Don't despair. People on this site have taken scores from the 300's and turned them into 600's. I think there was one guy who went from 500's to 780, though I cant find his post now. Another went from 540 to 680. There's a few that went from low 400's to mid six's too.
An
error log is simple really -
You simply track which questions you get right and which you get wrong. However you want to do this is fine - excel is the easiest in my view, but you can do this in word or on a piece of paper. The idea is that you force yourself to come back to the questions you got wrong and
understand why. This is especially true if you keep getting the same kinds of questions wrong.
The most common "mistake" I think people make - I was guilty of it too - is that you see a question, struggle with it, end up with an answer and it happens to be right, so you patt yourself on the back and move on.
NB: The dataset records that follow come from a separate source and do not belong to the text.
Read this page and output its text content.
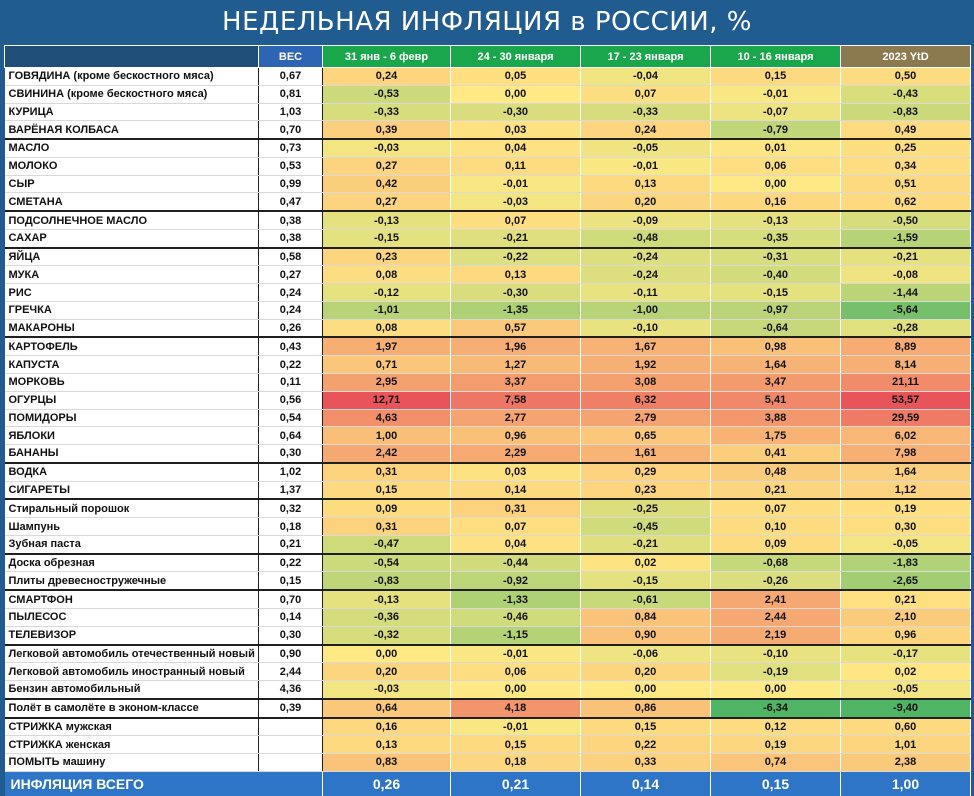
НЕДЕЛЬНАЯ ИНФЛЯЦИЯ в РОССИИ, %
	ВЕС	31 янв - 6 февр	24 - 30 января	17 - 23 января	10 - 16 января	2023 YtD
ГОВЯДИНА (кроме бескостного мяса)	0,67	0,24	0,05	-0,04	0,15	0,50
СВИНИНА (кроме бескостного мяса)	0,81	-0,53	0,00	0,07	-0,01	-0,43
КУРИЦА	1,03	-0,33	-0,30	-0,33	-0,07	-0,83
ВАРЁНАЯ КОЛБАСА	0,70	0,39	0,03	0,24	-0,79	0,49
МАСЛО	0,73	-0,03	0,04	-0,05	0,01	0,25
МОЛОКО	0,53	0,27	0,11	-0,01	0,06	0,34
СЫР	0,99	0,42	-0,01	0,13	0,00	0,51
СМЕТАНА	0,47	0,27	-0,03	0,20	0,16	0,62
ПОДСОЛНЕЧНОЕ МАСЛО	0,38	-0,13	0,07	-0,09	-0,13	-0,50
САХАР	0,38	-0,15	-0,21	-0,48	-0,35	-1,59
ЯЙЦА	0,58	0,23	-0,22	-0,24	-0,31	-0,21
МУКА	0,27	0,08	0,13	-0,24	-0,40	-0,08
РИС	0,24	-0,12	-0,30	-0,11	-0,15	-1,44
ГРЕЧКА	0,24	-1,01	-1,35	-1,00	-0,97	-5,64
МАКАРОНЫ	0,26	0,08	0,57	-0,10	-0,64	-0,28
КАРТОФЕЛЬ	0,43	1,97	1,96	1,67	0,98	8,89
КАПУСТА	0,22	0,71	1,27	1,92	1,64	8,14
МОРКОВЬ	0,11	2,95	3,37	3,08	3,47	21,11
ОГУРЦЫ	0,56	12,71	7,58	6,32	5,41	53,57
ПОМИДОРЫ	0,54	4,63	2,77	2,79	3,88	29,59
ЯБЛОКИ	0,64	1,00	0,96	0,65	1,75	6,02
БАНАНЫ	0,30	2,42	2,29	1,61	0,41	7,98
ВОДКА	1,02	0,31	0,03	0,29	0,48	1,64
СИГАРЕТЫ	1,37	0,15	0,14	0,23	0,21	1,12
Стиральный порошок	0,32	0,09	0,31	-0,25	0,07	0,19
Шампунь	0,18	0,31	0,07	-0,45	0,10	0,30
Зубная паста	0,21	-0,47	0,04	-0,21	0,09	-0,05
Доска обрезная	0,22	-0,54	-0,44	0,02	-0,68	-1,83
Плиты древесностружечные	0,15	-0,83	-0,92	-0,15	-0,26	-2,65
СМАРТФОН	0,70	-0,13	-1,33	-0,61	2,41	0,21
ПЫЛЕСОС	0,14	-0,36	-0,46	0,84	2,44	2,10
ТЕЛЕВИЗОР	0,30	-0,32	-1,15	0,90	2,19	0,96
Легковой автомобиль отечественный новый	0,90	0,00	-0,01	-0,06	-0,10	-0,17
Легковой автомобиль иностранный новый	2,44	0,20	0,06	0,20	-0,19	0,02
Бензин автомобильный	4,36	-0,03	0,00	0,00	0,00	-0,05
Полёт в самолёте в эконом-классе	0,39	0,64	4,18	0,86	-6,34	-9,40
СТРИЖКА мужская		0,16	-0,01	0,15	0,12	0,60
СТРИЖКА женская		0,13	0,15	0,22	0,19	1,01
ПОМЫТЬ машину		0,83	0,18	0,33	0,74	2,38
ИНФЛЯЦИЯ ВСЕГО		0,26	0,21	0,14	0,15	1,00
Problem is, you may have stumbled on teh right answer the wrong way. Similarly, a lot of times people will look at question, struggle, give up, and go look at how they solved it. They'll look an say "ah ok, yea ok, that makes sense." and move on. You really have to force yourself to stop and look at the answer and figure out why they did each step. Don't forget to track questions you get right but feel were impossible. If you spent ten minutes on a question and got it right - good - but not good enough.
Before you can realistically tackle timing, you need to start getting more right - once you are getting more right, start worrying about timing. If you try and do it together you will (a) get the problem wrong and also (b) not absorb anything from the problem because you did it so fast.
If you are struggling with the concepts on the GMAT - I.e. rate problems, geometry, sentence correction, I can't recommend these guys enough - buy the
Manhattan books. If you don't buy any other book, buy their SC Book.